CORS(Cross-Origin Resource Sharing)同一生成元ポリシーによる外部リソースを共有する方法
CORS(Cross-Origin Resource Sharing)とは、本来同一生成元ポリシー(セキュリティポリシー)によるリソース利用制限を一部解除する手段です。
ブラウザとサーバーとが通信をするHTTPヘッダーに追加する事で、同一生成元の範囲に入れるか入れないかを設定できます。
HTTPヘッダーが変更された場合にはプリフライトリクエストが可能ですし、その情報を一定期間保存する事もできます。
CORSとは
CORSとはCross-Origin Resource Sharingの略語です。
CORSは、ブラウザがWEBサイトの実データが存在するサーバー以外のWEBサーバーからデータを取得する仕組みです。
ただどこからでも何でも手軽にデータが取得できる訳ではありません。
セキュリティ攻撃を防ぐ
基本的にWEBブラウザには、クロスドメイン通信を拒否する仕組みが実装されています。
プログラムコンポーネントで外部サイトデータを取得する事に制限を掛けないと、XSS(クロスサイトスクリプティング)の被害が発生するためです。
いつも利用しているWEBサイトで個人情報を入力したつもりが偽サイト内で入力をしてしまい、自分の個人情報が盗まれる被害につながるのです。
同一生成ポリシー
こういったXSSによるセキュリティ攻撃を防止するために、ブラウザは同一生成元ポリシー(Same-Origin Policy)という仕組みを実装しています。
通常WEBサーバーは、外部サイトプログラムによるデータ表示を要求するアクセスには応答しない仕様になっています。
CORS (Cross-Origin Resource Sharing)はこの制約を一部解除して、異なるサイト間でリソースを共有するための仕組みです。
同一生成元ポリシー(セキュリティポリシー)とは
同一生成元ポリシーは、別の生成元からのリソースの読み取りをブロックするブラウザに導入された制約です。

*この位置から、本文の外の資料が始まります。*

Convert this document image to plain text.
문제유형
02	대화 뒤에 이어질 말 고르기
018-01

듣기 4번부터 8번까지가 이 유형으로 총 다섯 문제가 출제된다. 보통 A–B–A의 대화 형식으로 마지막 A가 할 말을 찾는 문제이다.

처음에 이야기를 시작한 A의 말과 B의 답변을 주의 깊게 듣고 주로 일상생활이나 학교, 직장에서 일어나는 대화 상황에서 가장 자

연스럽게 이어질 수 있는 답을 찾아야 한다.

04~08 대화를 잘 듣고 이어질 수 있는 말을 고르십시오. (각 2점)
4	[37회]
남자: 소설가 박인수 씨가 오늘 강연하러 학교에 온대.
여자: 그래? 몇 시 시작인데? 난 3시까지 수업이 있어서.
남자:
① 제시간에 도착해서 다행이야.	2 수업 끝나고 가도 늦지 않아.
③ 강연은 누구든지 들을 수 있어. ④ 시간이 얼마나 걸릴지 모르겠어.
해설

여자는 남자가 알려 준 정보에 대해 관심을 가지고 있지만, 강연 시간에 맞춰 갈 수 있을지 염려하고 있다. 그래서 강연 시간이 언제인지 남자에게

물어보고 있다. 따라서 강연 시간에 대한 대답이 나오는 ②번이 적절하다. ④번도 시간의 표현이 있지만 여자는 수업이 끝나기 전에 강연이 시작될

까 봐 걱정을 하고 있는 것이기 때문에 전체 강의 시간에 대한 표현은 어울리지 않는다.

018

例えばサーバーA内のドキュメント(WEBページなど)はサーバーA内の他のドキュメントとのみ共有できます。
つまり同一生成元ポリシーは、共有するドキュメントが常に「同じサイト内にある事」を強制するものと言えます。
問答無用にブロックするセキュリティポリシー
これは外部サイトが別サイトのデータを悪意ある目的で利用するのを阻止するのに便利です。
しかし時には正当な理由で外部リソースを利用したいケースもあります。
例えば別ドメインからJSONデータを取得したり、別のサイトからcanvas要素に画像を読み込んだりするケースなどですね。

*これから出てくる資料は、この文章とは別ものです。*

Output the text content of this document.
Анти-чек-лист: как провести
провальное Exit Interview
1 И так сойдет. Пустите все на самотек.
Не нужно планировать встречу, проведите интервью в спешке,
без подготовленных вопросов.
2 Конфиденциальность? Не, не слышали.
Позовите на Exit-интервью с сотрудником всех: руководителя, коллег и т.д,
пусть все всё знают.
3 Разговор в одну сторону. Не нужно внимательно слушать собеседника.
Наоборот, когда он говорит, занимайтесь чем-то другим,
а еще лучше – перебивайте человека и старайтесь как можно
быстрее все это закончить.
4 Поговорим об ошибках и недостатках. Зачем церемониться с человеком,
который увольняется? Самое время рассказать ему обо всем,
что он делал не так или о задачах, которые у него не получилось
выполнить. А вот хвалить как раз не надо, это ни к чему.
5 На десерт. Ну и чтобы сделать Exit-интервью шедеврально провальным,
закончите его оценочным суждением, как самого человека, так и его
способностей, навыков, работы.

あえて自由に使って構わないリソースとして用意されたものでも、同じ生成元でない限りブロックされてしまいます。
CORSが同一生成元ポリシーの調整をする標準方法へ
以前まではJSONPなどで回避をしていましたが、CORSの導入によりこの同一生成元ポリシーの修正を標準的な方法で実現できる様になりました。
CORSを有効にすれば、サーバーはブラウザに追加で許可された「生成元」を通知する事ができます。
この生成元に追加されたドメインは「同一生成元」と判断されるので、外部サイトであってもそのリソースを共有できる訳ですね。
生成元(オリジン)の識別構成
生成元(以下:オリジン)は、主に以下の3つの項目から識別をしています。
・プロトコル
・ホスト
・ポート番号
プロトコル
プロトコルとは、インターネット上のリソースにアクセスするために使用されるスキーム名です。
スキーム名として最も一般的に使用されるプロトコルとしては以下の4つです。
・http://
・https://
・ftp://
・mailto://
それぞれ馴染みのあるものばかりですね。
ホスト名
ホスト名とは、リソースが配置されているホストサーバーに割り当てられたドメイン名の事です。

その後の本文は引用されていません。